One hundred years ago the United States of America reluctantly ended its isolationism and joined WWI against the Central Powers. At that point, WWI had raged into its fourth year, with the dead and maimed growing each day, millions upon millions. Nobody knew it at the time, but WWI only had a year and a half until German exhaustion brought it to an end.
WWI was not an example of Just War Theory in action, at least not for its principle protagonists, the Great Powers of Europe who went to war for nationalistic reasons, each hoping for a quick victory that would increase their relative power and prestige at the expense of the enemy. Nationalism had helped turn the kingdoms of Europe into modern nation-states, but it also stoked hatred of the "other" (Germans of Russians and the French, the French of the Germans, etc.) and enabled leaders to whip up war enthusiasm by painting the enemy as evil.

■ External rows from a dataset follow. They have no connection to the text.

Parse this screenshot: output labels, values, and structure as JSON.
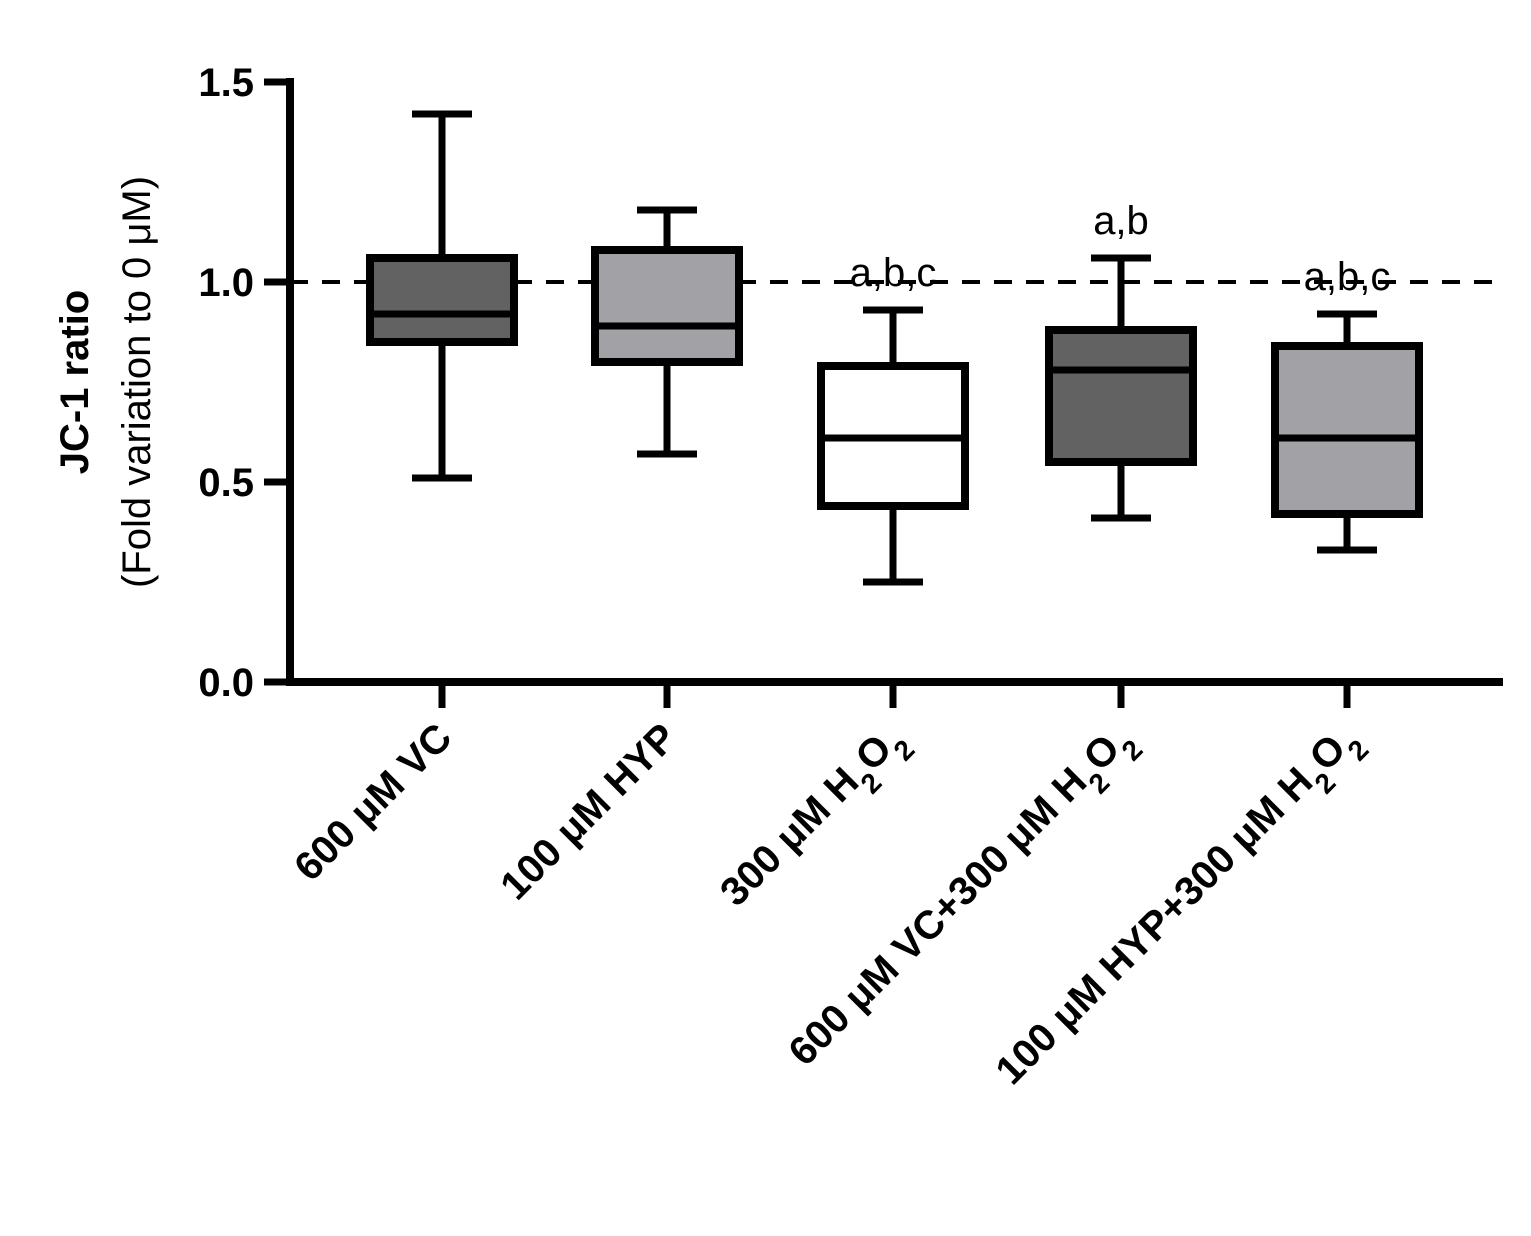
{
  "chart_data": {
    "type": "box",
    "ylabel": "JC-1 ratio",
    "ylabel_sub": "(Fold variation to 0 μM)",
    "ylim": [
      0,
      1.5
    ],
    "yticks": [
      "0.0",
      "0.5",
      "1.0",
      "1.5"
    ],
    "yticks_values": [
      0,
      0.5,
      1.0,
      1.5
    ],
    "reference_line": 1.0,
    "grid": false,
    "colors": {
      "dark": "#626262",
      "light": "#a2a1a6",
      "white": "#ffffff",
      "stroke": "#000000"
    },
    "categories": [
      {
        "label": "600 μM VC",
        "parts": [
          {
            "t": "600 μM VC"
          }
        ]
      },
      {
        "label": "100 μM HYP",
        "parts": [
          {
            "t": "100 μM HYP"
          }
        ]
      },
      {
        "label": "300 μM H2O2",
        "parts": [
          {
            "t": "300 μM H"
          },
          {
            "t": "2",
            "sub": true
          },
          {
            "t": "O"
          },
          {
            "t": "2",
            "sub": true
          }
        ]
      },
      {
        "label": "600 μM VC+300 μM H2O2",
        "parts": [
          {
            "t": "600 μM VC+300 μM H"
          },
          {
            "t": "2",
            "sub": true
          },
          {
            "t": "O"
          },
          {
            "t": "2",
            "sub": true
          }
        ]
      },
      {
        "label": "100 μM HYP+300 μM H2O2",
        "parts": [
          {
            "t": "100 μM HYP+300 μM H"
          },
          {
            "t": "2",
            "sub": true
          },
          {
            "t": "O"
          },
          {
            "t": "2",
            "sub": true
          }
        ]
      }
    ],
    "boxes": [
      {
        "min": 0.51,
        "q1": 0.85,
        "median": 0.92,
        "q3": 1.06,
        "max": 1.42,
        "fill": "dark",
        "annotation": ""
      },
      {
        "min": 0.57,
        "q1": 0.8,
        "median": 0.89,
        "q3": 1.08,
        "max": 1.18,
        "fill": "light",
        "annotation": ""
      },
      {
        "min": 0.25,
        "q1": 0.44,
        "median": 0.61,
        "q3": 0.79,
        "max": 0.93,
        "fill": "white",
        "annotation": "a,b,c"
      },
      {
        "min": 0.41,
        "q1": 0.55,
        "median": 0.78,
        "q3": 0.88,
        "max": 1.06,
        "fill": "dark",
        "annotation": "a,b"
      },
      {
        "min": 0.33,
        "q1": 0.42,
        "median": 0.61,
        "q3": 0.84,
        "max": 0.92,
        "fill": "light",
        "annotation": "a,b,c"
      }
    ]
  }
}
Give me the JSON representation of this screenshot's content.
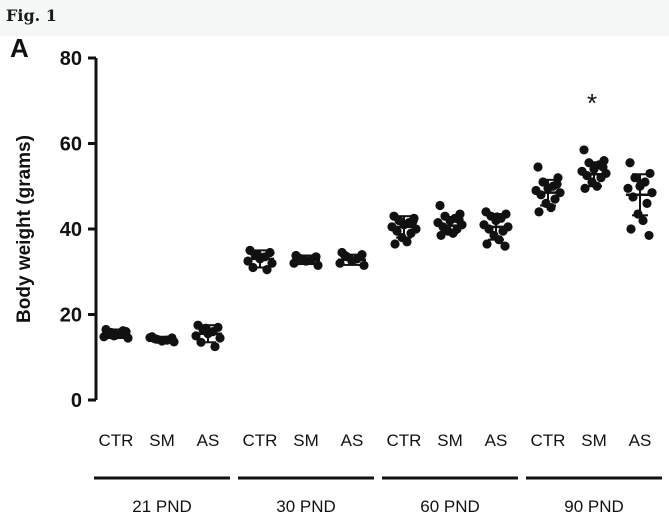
{
  "figure": {
    "label": "Fig. 1",
    "panel": "A"
  },
  "chart_data": {
    "type": "scatter",
    "ylabel": "Body weight (grams)",
    "ylim": [
      0,
      80
    ],
    "yticks": [
      "0",
      "20",
      "40",
      "60",
      "80"
    ],
    "groups": [
      {
        "label": "21 PND",
        "categories": [
          {
            "name": "CTR",
            "mean": 15.5,
            "sd": 1.0,
            "points": [
              16.5,
              16,
              15.8,
              15.5,
              15.2,
              14.8,
              14.5,
              15.8,
              16.2,
              15
            ]
          },
          {
            "name": "SM",
            "mean": 14.2,
            "sd": 0.6,
            "points": [
              14.8,
              14.5,
              14.2,
              14,
              13.8,
              14.6,
              13.6,
              14.3
            ]
          },
          {
            "name": "AS",
            "mean": 15.5,
            "sd": 2.0,
            "points": [
              17.5,
              17,
              16.5,
              16,
              15.5,
              15,
              14.5,
              13.5,
              12.5,
              16.8
            ]
          }
        ]
      },
      {
        "label": "30 PND",
        "categories": [
          {
            "name": "CTR",
            "mean": 33,
            "sd": 2.0,
            "points": [
              35,
              34.5,
              34,
              33.5,
              33,
              32.5,
              32,
              31,
              30.5,
              33.8
            ]
          },
          {
            "name": "SM",
            "mean": 32.8,
            "sd": 1.0,
            "points": [
              33.8,
              33.5,
              33,
              32.8,
              32.5,
              32,
              31.5,
              33.2
            ]
          },
          {
            "name": "AS",
            "mean": 32.8,
            "sd": 1.2,
            "points": [
              34.5,
              34,
              33.5,
              33,
              32.5,
              32,
              31.5,
              33.8
            ]
          }
        ]
      },
      {
        "label": "60 PND",
        "categories": [
          {
            "name": "CTR",
            "mean": 40.5,
            "sd": 2.5,
            "points": [
              43,
              42.5,
              42,
              41.5,
              41,
              40.5,
              40,
              39.5,
              39,
              38,
              37,
              36.5,
              41.8
            ]
          },
          {
            "name": "SM",
            "mean": 40.8,
            "sd": 1.8,
            "points": [
              45.5,
              43.5,
              43,
              42.5,
              42,
              41.5,
              41,
              40.5,
              40,
              39.5,
              39,
              38.5,
              42.2
            ]
          },
          {
            "name": "AS",
            "mean": 40.5,
            "sd": 3.0,
            "points": [
              44,
              43.5,
              43,
              42.5,
              42,
              41,
              40.5,
              40,
              39.5,
              38.5,
              37.5,
              36.5,
              36,
              42.8
            ]
          }
        ]
      },
      {
        "label": "90 PND",
        "categories": [
          {
            "name": "CTR",
            "mean": 48.5,
            "sd": 3.0,
            "points": [
              54.5,
              52,
              51,
              50,
              49.5,
              49,
              48.5,
              48,
              47,
              46,
              45,
              44,
              50.5
            ]
          },
          {
            "name": "SM",
            "mean": 52.8,
            "sd": 2.8,
            "points": [
              58.5,
              56,
              55.5,
              55,
              54,
              53.5,
              53,
              52.5,
              52,
              51,
              50,
              49.5,
              54.5
            ],
            "annotation": "*"
          },
          {
            "name": "AS",
            "mean": 48,
            "sd": 4.8,
            "points": [
              55.5,
              53,
              52,
              51,
              50,
              49.5,
              48.5,
              47.5,
              46,
              43.5,
              42,
              40,
              38.5,
              50.5
            ]
          }
        ]
      }
    ],
    "grid": false,
    "legend": "none"
  }
}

I've written this before, but it bears repeating, nationalism is not compatible with Christianity. Patriotism certainly is, if your city, state, or country is lovable, then by all means love it and be proud of it. Nationalism is different. Nationalism is the belief that your people are superior, and thus other peoples are inferior. When it puts down roots and matures, nationalism views the people who are not like us as a sub-human or inhuman "other". This false pride and denigration of other peoples is contrary to the clear teaching of the Gospel that all men are created by God and that in Christ there is no slave or free, no Jew or gentile, all are one in Christ. The British, French, German, Austrian, and Russian soldiers who went to war in 1914 were largely Christians, and yet they fought against their fellow Christians, replacing brotherly love with gruesome killing, because they had been taught that their enemy was not their brother in Christ, but instead a fearsome "other".
WWII saw a reprisal of nationalism, brought to its ugly natural culmination in Nazi Germany, before it was discredited by the deaths of tens of millions in that war. After WWII, nationalism lay dormant during the Cold War, as the battle between Communism and Capitalism took center stage, but following the collapse of the Soviet system, it began to grow once more.
Nationalism is on the rise, in America and Europe, moving us back toward an era of "us not them", of dangerous competition instead of cooperation. Will the world forget the horrors of WWI and WWII? Will the lessons paid for in so much blood and destruction be ignored? A pessimist would see the return of nationalism as a natural counter-balance to the free-market and open-border policies of the recent past, and would resign himself to a return of the dark days of national rivalries. An optimist might see that same return as an opportunity for the nations of the world to show that they are capable of learning from the past, only time will tell if optimism or pessimism is warranted here.
The Church and Christians in general were fooled by nationalism before, allowing the us vs. them mentality to replace what the Word of God declares about Christian brotherhood and the dangers of pride in oneself and hatred of one's enemies. Let us pray that the Church and the Christians within her will be wise enough this time around to say "no" to the siren's call of nationalism, for all the world's people have but one Father, one Creator, nobody is an "other".